Emery v. Davis

The opinion of the Court was drawn up by

Weston C. J.

'By the exceptions, either party may avail himself of the dockets, records, writs and executions, referred to. Upon examining the disclosure of the plaintiff, it appears that the carriage which occasioned the controversy, was in May or June, 1834, left in the hands of the plaintiff, who was summoned as trustee, under an agreement on his part to purchase it, but upon a condition precedent, with which ho had not complied, either when the trustee process was served upon him, or at the time of the disclosure. When he received the carriage of Pease, it was his property; for the title of the defendant, either for himself or the stage company, did not accrue, until October 2, 1834, the date of his bill of sale, as set forth in the disclosure. In the exceptions, in reciting a part of the disclosure, it is erroneously stated to have been the second of November, instead of October. The means of correction, however, are afforded by the original, which is a matter of record, and as such is referred to. But whether dated in November or October, does not affect the merits of the case.

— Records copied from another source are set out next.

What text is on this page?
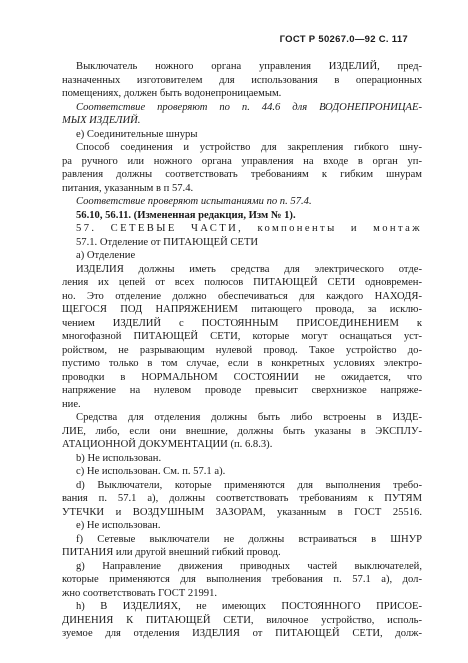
ГОСТ Р 50267.0—92 С. 117
Выключатель ножного органа управления ИЗДЕЛИЙ, пред-
назначенных изготовителем для использования в операционных
помещениях, должен быть водонепроницаемым.
Соответствие проверяют по п. 44.6 для ВОДОНЕПРОНИЦАЕ-
МЫХ ИЗДЕЛИЙ.
е) Соединительные шнуры
Способ соединения и устройство для закрепления гибкого шну-
ра ручного или ножного органа управления на входе в орган уп-
равления должны соответствовать требованиям к гибким шнурам
питания, указанным в п 57.4.
Соответствие проверяют испытаниями по п. 57.4.
56.10, 56.11. (Измененная редакция, Изм № 1).
57. СЕТЕВЫЕ ЧАСТИ, компоненты и монтаж
57.1. Отделение от ПИТАЮЩЕЙ СЕТИ
а) Отделение
ИЗДЕЛИЯ должны иметь средства для электрического отде-
ления их цепей от всех полюсов ПИТАЮЩЕЙ СЕТИ одновремен-
но. Это отделение должно обеспечиваться для каждого НАХОДЯ-
ЩЕГОСЯ ПОД НАПРЯЖЕНИЕМ питающего провода, за исклю-
чением ИЗДЕЛИЙ с ПОСТОЯННЫМ ПРИСОЕДИНЕНИЕМ к
многофазной ПИТАЮЩЕЙ СЕТИ, которые могут оснащаться уст-
ройством, не разрывающим нулевой провод. Такое устройство до-
пустимо только в том случае, если в конкретных условиях электро-
проводки в НОРМАЛЬНОМ СОСТОЯНИИ не ожидается, что
напряжение на нулевом проводе превысит сверхнизкое напряже-
ние.
Средства для отделения должны быть либо встроены в ИЗДЕ-
ЛИЕ, либо, если они внешние, должны быть указаны в ЭКСПЛУ-
АТАЦИОННОЙ ДОКУМЕНТАЦИИ (п. 6.8.3).
b) Не использован.
с) Не использован. См. п. 57.1 а).
d) Выключатели, которые применяются для выполнения требо-
вания п. 57.1 а), должны соответствовать требованиям к ПУТЯМ
УТЕЧКИ и ВОЗДУШНЫМ ЗАЗОРАМ, указанным в ГОСТ 25516.
е) Не использован.
f) Сетевые выключатели не должны встраиваться в ШНУР
ПИТАНИЯ или другой внешний гибкий провод.
g) Направление движения приводных частей выключателей,
которые применяются для выполнения требования п. 57.1 а), дол-
жно соответствовать ГОСТ 21991.
h) В ИЗДЕЛИЯХ, не имеющих ПОСТОЯННОГО ПРИСОЕ-
ДИНЕНИЯ К ПИТАЮЩЕЙ СЕТИ, вилочное устройство, исполь-
зуемое для отделения ИЗДЕЛИЯ от ПИТАЮЩЕЙ СЕТИ, долж-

The contract of sale between Pease and the plaintiff, not having been perfected, when the latter was summoned, he was then the trustee of the carriage, as the property of Pease, and it was liable to be attached in his hands by the trustee process, unless it had been previously assigned to Davis. Being notified of such an assignment, the plaintiff sets it forth in his disclosure. The validity of this assignment, the attaching creditor, or creditors, had a right to contest. Siat. 1821, c. 61. <§>7. They did so; and the defendant, the supposed assignee, was cited in, but did not appear, and his non-appearance was entered of record.

In such case the statute provides, that “ the assignment shall have no effect to defeat the plaintiff’s attachment.” The trustee must be charged as such, the alleged assignment notwithstanding. We think it results, that the supposed assignee is concluded by this adjudication. He was called in, that he might have opportunity to vindicate his title. Unless he is concluded, the trustee, *256who is a mere stakeholder, after being made liable by law to the attaching creditor, may be subjected to the hazard of being again charged at the suit of the assignee. We cannot give the statute a construction, which would lead to consequences, so manifestly unjust. By proceedings therefore, in which the defendant was cited as a party, and might have been heard as such, as between him and the plaintiff, his title to the carriage is barred. Nor could he have any just or legal right to receive or to retain payment for it of the plaintiff.

It is true, the case shows, that the defendant received payment, before a citation to appear was served upon him; but it was obtained under false pretences, made by his agent, for the civil consequences of which he is responsible. He cannot rightfully enjoy the fruits of the fraud of his agent, merely because it may never before have been brought home to his knowledge. But if the money was rightfully-received, the assignment, upon which his right was based, being now barred, the consideration has failed, and he has no right to retain it.

It is contended, that the defendant cannot be charged, first, because if he received the plaintiff’s money, it was as agent for the stage company, and not in his own right. Secondly, that he never received money or its equivalent. From the evidence reported, it would seem that the defendant took the responsibility of the business upon himself, and there does not appear to be any other tangible party, to whom the plaintiff can resort. If there were others, to whom the defendant might be held to account, it does not appear that he has done so. And if he has, he had notice of the claims of the attaching creditor, and of the impending and final liability of the plaintiff as trustee. As to payment, he admits it. He acknowledges the agency of Pease, and that whatever he received was the same, as if paid to himself. Pease, professing to act as the agent of the defendant, accepted a discharge from the plaintiff of his claim for horse keeping, and the negotiable note of a solvent man as payment; and this being adopted and assented to by the defendant is equivalent to the receipt of so much money by him. The Judge instructed the jury, that whether property in the carriage had been in the company, the defendant or Pease, the title of the plaintiff thereto could not be impeached, that the *257defendant therefore had a right to receive the money, and that the action could not be maintained. It was a decisive legal opinion! of the Court against the action, under any view of the evidence^ which could be taken. The exceptions are sustained, the verdict Set aside, and a new trial granted.